St Peter glared at Barbarotti before entering a mark in the big ledger he had open on a table in front of him and waving his hand irritably.
‘Off with you,’ he said. ‘I’ll let you have a few more years. But I don’t want you giving me this sort of bother next time you come. I’ll send you to Hell if you do.’
Barbarotti nodded his gratitude and St Peter took up a little hammer and tapped a bell, the sort you used to find on reception desks at old-fashioned hotels, and then the whole scene dissolved like mist.
But the sound of the bell lingered and the dream swirled rapidly up to the arid surface of reality. He was lying in his bed, rolled up in his bottom sheet and his quilt, and that persistent sound was naturally not coming from some ancient porter’s lodge but from a mobile phone lying beside him on the bedside table, and before he really registered what he was doing, he answered it.
It was Helena.
For one moment he thought that he was still in the dream. For his ex-wife to feature both there and in real life – within such a short space of time – seemed pretty unlikely; but there was a genuine quality of vinegar and sandpaper in her voice that dispelled almost all of his doubts. This was the real her.
‘Gittan rang,’ she said. ‘She’s been reading Expressen. What the hell have you been up to?’
Gittan was an old friend of theirs, or rather, since the divorce, of his wife’s. She lived in Huddinge and preferred reptiles to men.
‘Eh?’ said Gunnar Barbarotti. ‘What time is it?’

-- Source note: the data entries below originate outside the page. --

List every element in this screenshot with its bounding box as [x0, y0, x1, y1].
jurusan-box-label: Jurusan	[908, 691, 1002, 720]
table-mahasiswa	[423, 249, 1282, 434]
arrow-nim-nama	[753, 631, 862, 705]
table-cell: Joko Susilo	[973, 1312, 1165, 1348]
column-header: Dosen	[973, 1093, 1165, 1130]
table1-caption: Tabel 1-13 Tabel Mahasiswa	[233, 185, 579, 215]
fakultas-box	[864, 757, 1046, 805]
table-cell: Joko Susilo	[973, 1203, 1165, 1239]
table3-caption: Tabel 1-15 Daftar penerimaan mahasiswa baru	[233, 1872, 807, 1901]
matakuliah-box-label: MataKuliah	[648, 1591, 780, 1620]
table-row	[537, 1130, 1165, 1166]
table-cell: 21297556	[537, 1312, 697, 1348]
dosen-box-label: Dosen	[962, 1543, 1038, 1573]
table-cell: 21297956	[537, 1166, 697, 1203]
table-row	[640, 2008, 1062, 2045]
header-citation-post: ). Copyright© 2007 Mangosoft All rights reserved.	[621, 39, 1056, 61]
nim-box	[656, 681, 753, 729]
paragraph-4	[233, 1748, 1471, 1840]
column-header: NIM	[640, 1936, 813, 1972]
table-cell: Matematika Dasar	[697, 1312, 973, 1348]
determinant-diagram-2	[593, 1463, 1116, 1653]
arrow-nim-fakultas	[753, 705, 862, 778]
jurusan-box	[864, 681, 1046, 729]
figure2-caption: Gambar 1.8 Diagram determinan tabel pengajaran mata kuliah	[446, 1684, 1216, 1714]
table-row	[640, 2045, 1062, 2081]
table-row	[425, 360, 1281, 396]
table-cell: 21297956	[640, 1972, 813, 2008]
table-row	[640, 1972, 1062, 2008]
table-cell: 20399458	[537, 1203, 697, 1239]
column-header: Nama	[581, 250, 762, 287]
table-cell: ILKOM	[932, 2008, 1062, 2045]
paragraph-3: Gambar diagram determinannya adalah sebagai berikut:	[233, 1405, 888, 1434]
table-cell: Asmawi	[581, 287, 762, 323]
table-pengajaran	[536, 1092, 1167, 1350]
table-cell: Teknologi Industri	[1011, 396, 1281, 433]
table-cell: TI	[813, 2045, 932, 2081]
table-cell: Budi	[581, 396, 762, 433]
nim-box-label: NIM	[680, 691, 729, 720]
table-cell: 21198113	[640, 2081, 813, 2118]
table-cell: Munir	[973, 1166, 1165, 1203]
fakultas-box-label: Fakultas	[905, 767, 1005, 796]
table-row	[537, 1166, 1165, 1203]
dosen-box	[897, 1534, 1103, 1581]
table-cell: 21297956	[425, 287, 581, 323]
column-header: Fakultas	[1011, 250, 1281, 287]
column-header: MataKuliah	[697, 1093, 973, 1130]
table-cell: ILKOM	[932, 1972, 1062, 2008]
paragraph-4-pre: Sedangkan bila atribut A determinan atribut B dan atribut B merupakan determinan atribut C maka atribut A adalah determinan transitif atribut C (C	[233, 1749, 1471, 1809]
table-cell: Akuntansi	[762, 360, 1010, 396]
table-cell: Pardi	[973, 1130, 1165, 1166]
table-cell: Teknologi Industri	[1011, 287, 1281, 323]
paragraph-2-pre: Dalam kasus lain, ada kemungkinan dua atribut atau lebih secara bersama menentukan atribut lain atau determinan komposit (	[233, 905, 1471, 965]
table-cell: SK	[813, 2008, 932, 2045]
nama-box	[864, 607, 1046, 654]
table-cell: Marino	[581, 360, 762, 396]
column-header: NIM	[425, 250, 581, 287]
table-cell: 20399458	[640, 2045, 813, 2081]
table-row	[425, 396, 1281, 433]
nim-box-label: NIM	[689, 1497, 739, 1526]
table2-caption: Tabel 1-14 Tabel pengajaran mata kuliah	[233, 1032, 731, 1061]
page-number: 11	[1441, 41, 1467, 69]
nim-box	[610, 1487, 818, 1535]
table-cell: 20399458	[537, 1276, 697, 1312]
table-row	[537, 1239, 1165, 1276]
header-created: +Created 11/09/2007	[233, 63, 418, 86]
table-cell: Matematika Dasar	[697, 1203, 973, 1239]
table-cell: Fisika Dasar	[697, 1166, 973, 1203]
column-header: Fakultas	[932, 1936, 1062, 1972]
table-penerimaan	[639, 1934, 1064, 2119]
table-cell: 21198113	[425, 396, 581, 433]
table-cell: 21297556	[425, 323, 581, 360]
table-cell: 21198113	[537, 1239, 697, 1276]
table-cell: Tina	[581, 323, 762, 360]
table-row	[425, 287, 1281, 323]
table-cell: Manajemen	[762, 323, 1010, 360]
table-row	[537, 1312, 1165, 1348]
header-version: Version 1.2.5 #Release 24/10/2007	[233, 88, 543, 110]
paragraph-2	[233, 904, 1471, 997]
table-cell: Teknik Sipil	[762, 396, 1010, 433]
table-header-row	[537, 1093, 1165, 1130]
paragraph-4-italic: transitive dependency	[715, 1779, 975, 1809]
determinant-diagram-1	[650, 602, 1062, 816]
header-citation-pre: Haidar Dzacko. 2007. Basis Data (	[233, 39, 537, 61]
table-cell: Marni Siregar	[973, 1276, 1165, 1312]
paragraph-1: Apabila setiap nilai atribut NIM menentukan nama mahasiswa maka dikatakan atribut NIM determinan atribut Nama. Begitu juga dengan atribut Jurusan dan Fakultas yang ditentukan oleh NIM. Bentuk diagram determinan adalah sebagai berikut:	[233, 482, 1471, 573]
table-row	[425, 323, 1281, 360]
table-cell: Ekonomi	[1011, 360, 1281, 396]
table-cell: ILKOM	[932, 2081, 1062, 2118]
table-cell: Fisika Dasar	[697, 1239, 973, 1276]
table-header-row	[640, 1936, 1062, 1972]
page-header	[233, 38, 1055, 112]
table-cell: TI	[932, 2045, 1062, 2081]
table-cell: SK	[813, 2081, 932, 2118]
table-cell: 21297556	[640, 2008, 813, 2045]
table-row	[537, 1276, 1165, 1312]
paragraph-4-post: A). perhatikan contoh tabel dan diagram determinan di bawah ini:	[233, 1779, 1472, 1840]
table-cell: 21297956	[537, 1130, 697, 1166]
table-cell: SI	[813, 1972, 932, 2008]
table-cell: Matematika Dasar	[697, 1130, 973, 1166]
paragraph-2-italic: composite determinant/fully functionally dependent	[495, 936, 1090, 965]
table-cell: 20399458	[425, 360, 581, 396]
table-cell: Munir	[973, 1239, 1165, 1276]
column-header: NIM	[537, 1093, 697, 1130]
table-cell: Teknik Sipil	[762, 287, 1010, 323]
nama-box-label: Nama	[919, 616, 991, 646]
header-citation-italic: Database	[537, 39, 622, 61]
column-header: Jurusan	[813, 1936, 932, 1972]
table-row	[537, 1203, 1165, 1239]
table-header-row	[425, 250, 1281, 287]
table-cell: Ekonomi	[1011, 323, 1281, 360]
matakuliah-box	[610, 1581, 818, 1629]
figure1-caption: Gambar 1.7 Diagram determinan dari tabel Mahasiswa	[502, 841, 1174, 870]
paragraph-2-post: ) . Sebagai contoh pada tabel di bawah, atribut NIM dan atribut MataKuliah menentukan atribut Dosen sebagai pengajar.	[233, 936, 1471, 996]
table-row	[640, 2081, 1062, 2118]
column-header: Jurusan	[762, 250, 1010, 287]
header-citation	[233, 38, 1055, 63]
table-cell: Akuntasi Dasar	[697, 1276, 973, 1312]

‘Quarter to eight, but that’s irrelevant. It says in Expressen that you assaulted a journalist.’
‘What?’
‘You heard.’
‘Of course I did, but what are you saying?’ Barbarotti grumbled as he disentangled himself from the quilt. Quarter to eight? Hadn’t he set his alarm for quarter to seven?
‘Gittan saw the headline on the newsstands on her way to work. The evening papers come out early in this part of the world, and I want to know how I’m supposed to explain this to the kids?’
‘Oh, I see.’
Appreciation of the nature of the information that had been imparted to him seeped inexorably into his system, like the poison after a snake bite, and it came home to him that St Peter had committed a grave error in sending him back down to Earth.
‘I’ll call you later,’ he said. ‘I haven’t assaulted anybody, and you can tell Lars and Martin that from me.’
He got to his feet and went to hide in the shower.
The next call came at eight minutes past eight. It was Inspector Backman.
‘The shit’s going to hit the fan,’ she said. ‘I just wanted to warn you if you hadn’t heard.’
‘Thanks,
I’d heard,’ said Barbarotti.
‘An official complaint has been lodged, accusing you of assault.’
‘I suspected as much. We’ll have to talk later.’
He had no sooner hung up than Aftonbladet, the main evening paper, rang. They wondered if he had any comment. He told them he hadn’t, except that he hadn’t yet read what their highly esteemed competitor’s pages had said about him, and he most definitely hadn’t assaulted anybody.
Then he got dressed, and after that he rang Superintendent Jonnerblad.
‘You’re off the case until further notice,’ Jonnerblad informed him. He sounded as though he was biting down on an iron bar.
‘Thanks,’ said Barbarotti. ‘Anything else?’
‘Don’t come into work today. And stay away from the press. Is that clear?’